According to the linked article, it seems that the first announcement that the polls had closed occurred only 11 minutes before the actual closing. Having made the goof, how many harried production managers actually received word that they had broadcast an error in the final 11 minutes?
As to the “warning” from Harris: did Harris call up each anchor or network CEO and make sure they understood? Or did one of her assistants send a letter to one of their assistants (or a generic letter to the “news department”) and hope that all would be well.
Was it a dumb mistake? Yep. It seems hardly deliberate. Had it been deliberate, would it not have made more sense to broadcast at 6:30 local time (or, better, 6:10) instead of waiting until 6:49?
According to the quoted polling company, 28,050 people suddenly abandoned their right to vote on the basis of a news broadcast that predicted a win based on exit polls.
Twenty-Eight THOUSAND people were lined up at their front doors or racing madly through the streets of Pensacola and all suddenly turned around and went home based on a single news report–which should have been immediately questioned by all those “better informed” Republicans? (Yes, the other broadcast outlets repeated the error, but each of them had to have heard it first on NBC, scribbled it down or fed it into a newsprompter, and gotten it wedged into the ongoing reports from other feeds. This means that only those watching NBC were deterred for 11 minutes and anyone else (even if it was two thirds of the electorate) were “notified” 10, 9, 8, or fewer minutes before they had to be at the polls.)
The unfortunate (and dimwitted) Mr. Glass notwithstanding, I find that to be less than probable. It would be interesting to see the actual statements made by the sources who were paraphrased as having agreed that the (11 minute) premature announcement actually cost Bush 11,000 or 8,000 votes. Was this determined by polling people about their voting after the fact? During the whole brouhaha in Southern Florida when it would make people like Glass feel good to think that they were “robbed”?

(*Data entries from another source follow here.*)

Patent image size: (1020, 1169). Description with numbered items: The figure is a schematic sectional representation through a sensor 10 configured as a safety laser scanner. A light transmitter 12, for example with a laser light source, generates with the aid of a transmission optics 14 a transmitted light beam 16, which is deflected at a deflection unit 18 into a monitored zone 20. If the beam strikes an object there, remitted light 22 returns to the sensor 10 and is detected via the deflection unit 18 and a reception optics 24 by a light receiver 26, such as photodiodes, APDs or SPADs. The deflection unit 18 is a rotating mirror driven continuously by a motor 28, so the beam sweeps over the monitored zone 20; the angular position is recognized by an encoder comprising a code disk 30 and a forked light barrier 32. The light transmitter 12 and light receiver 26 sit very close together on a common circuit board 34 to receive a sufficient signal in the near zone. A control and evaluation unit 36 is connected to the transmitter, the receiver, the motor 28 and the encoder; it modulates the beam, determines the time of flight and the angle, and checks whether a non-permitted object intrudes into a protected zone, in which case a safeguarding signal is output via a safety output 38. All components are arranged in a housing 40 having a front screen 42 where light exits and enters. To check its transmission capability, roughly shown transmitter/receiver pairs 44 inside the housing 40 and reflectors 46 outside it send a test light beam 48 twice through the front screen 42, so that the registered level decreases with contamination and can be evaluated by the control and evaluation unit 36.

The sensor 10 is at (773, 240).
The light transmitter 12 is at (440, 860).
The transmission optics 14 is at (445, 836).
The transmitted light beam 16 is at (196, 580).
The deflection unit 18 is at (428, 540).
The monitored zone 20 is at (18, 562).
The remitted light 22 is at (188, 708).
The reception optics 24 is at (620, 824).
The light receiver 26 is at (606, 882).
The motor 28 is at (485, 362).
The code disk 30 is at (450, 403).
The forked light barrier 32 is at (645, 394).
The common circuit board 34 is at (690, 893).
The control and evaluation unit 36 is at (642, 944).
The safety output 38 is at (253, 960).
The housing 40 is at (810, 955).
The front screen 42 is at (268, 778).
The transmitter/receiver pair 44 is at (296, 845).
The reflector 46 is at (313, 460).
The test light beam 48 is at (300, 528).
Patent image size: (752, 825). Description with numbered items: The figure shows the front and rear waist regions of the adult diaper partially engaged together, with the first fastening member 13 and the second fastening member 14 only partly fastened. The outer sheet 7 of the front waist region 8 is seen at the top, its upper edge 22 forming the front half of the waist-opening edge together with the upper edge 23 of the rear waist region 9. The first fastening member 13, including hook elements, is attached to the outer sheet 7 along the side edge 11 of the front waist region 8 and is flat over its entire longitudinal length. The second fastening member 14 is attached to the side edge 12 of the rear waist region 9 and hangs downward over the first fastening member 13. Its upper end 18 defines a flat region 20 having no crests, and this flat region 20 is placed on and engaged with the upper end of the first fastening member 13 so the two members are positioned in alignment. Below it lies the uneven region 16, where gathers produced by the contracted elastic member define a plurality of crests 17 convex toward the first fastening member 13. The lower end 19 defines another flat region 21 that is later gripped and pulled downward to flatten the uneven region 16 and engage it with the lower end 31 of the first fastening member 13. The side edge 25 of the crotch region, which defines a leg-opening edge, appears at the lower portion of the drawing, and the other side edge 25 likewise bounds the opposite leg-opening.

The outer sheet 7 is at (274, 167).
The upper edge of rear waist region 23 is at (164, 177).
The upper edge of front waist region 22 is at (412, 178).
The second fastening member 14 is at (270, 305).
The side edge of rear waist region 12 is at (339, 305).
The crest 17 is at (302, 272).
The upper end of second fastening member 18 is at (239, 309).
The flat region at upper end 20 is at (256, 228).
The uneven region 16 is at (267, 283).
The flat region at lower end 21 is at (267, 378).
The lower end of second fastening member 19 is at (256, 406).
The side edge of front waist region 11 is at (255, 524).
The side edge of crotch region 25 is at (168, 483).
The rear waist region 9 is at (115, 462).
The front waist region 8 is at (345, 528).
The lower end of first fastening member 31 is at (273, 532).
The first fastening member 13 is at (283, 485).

Do the actual vote results show a lower voter turnout (especially at the end of the day) than had been seen in other elections? Are there any stories (other than the unsubstantiated claim that Mr. Glass “learned”) of masses of people deserting the polling lines in frustration as they heard the news? In the states where I have voted, radios and TVs are not permitted to be turned on near the polls. Is Florida different?
Where are Safire and Krauthammer and Will on this story? Finding the only support for it in the Washington Times (I have seen it nowhere else) does not bode well for its link to reality, either.